Donc, Olivier aborde des sujets très délicats : Le Djihadisme, la propagande, l’embrigadement au cœur des cités, ou même dans les lycées « de bonnes familles ».

On y croise ainsi Lola, qui, amoureuse à 17 ans, a suivi son petit ami en Syrie, sous promesse d’œuvrer pour aider les blessés, les enfants… Mariée de force, violée, puis évadée, elle réussit  à regagner la France, et est quasi immédiatement entendue par le juge anti terroriste. Ici se pose la question du traitement des « repentis ». Jeunes naïfs, en souffrance psychologique, qui croient à des promesses idéalistes, et qui se rendent compte de l’horreur de la réalité en Syrie, et qui, étant le plus à même de témoigner, se demandent  » Pourquoi rentrer? Que m’attend il en France? Le jugement, pour beaucoup, l’emprisonnement? J’ai 17 ans, ma seule faute est d’avoir voulu croire servir une cause. Même si cela est la mauvaise, j’ai 17 ans….. »

Nous y rencontrons également un jeune geôlier, endoctriné dans une cité. A la question de la raison de son choix, il répond  » Pourquoi croire encore en la France? Dans un pays où je ne me sens pas français, dans lequel je suis constamment rejeté, cloisonné? »

Ainsi, Olivier pose des mots réels sur les arguments vite avancés, vite, pour ne pas heurter le cœur du français qui souffre, et à qui, peut être, on donne le droit de ne pas réfléchir. C’est avec beaucoup de courage qu’il laisse la parole au jeune endoctriné, mais c’est avec beaucoup de réalisme qu’il avoue « Nous pouvons comprendre, mais nous ne pouvons pas pardonner ». (Et bim! Ce fut ma première gifle dans ma lecture!).

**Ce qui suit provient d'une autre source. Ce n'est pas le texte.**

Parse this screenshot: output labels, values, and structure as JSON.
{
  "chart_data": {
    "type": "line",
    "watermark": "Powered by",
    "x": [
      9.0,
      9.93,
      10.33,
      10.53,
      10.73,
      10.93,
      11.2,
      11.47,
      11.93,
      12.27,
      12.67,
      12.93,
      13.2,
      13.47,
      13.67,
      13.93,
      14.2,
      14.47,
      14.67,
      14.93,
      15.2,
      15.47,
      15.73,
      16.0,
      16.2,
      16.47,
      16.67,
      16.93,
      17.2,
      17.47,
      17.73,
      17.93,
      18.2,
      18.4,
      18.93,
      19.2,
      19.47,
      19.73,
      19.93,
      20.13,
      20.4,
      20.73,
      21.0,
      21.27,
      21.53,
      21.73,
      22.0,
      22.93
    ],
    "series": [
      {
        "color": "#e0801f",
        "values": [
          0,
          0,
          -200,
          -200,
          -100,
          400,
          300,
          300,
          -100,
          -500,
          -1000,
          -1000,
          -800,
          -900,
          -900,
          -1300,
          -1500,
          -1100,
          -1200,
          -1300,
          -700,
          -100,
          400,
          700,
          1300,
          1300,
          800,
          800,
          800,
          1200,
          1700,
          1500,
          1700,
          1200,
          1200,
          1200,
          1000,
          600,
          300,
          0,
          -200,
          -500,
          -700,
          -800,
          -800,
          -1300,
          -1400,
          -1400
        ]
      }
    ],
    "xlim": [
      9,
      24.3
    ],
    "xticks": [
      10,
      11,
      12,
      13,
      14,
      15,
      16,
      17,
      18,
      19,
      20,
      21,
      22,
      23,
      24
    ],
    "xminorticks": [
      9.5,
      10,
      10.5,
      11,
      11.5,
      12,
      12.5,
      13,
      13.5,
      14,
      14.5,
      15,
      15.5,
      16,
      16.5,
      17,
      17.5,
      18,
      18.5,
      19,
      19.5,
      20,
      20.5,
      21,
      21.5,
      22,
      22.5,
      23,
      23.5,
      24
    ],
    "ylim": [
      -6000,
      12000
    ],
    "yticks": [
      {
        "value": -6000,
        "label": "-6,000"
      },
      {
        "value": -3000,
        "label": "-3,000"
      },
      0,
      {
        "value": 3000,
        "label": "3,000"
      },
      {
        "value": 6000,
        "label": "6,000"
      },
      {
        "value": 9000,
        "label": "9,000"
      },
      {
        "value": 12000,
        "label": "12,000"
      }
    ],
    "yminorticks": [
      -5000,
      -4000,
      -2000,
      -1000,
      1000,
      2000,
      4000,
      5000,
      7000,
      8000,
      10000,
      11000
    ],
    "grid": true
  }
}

Et c’est avec une humanité infinie qu’Olivier nous parle d’amour, au delà de tout, de foi, de lumière.

Le roman est très rythmé par l’alternance des narrateurs, il est cloisonné, sans que l’on s’en rendent compte, en plusieurs parties, comprenant des pertes, des rencontres…. et, je ne peux pas vous en dire plus sous peine de spoiler!!!

Un livre à lire absolument, pour ceux qui veulent se donner a peine de réfléchir à notre souffrance et à notre situation actuelle.

Je ne m’en pensais émotionnellement pas capable, et je suis heureuse pour cela d’avoir lu Olivier!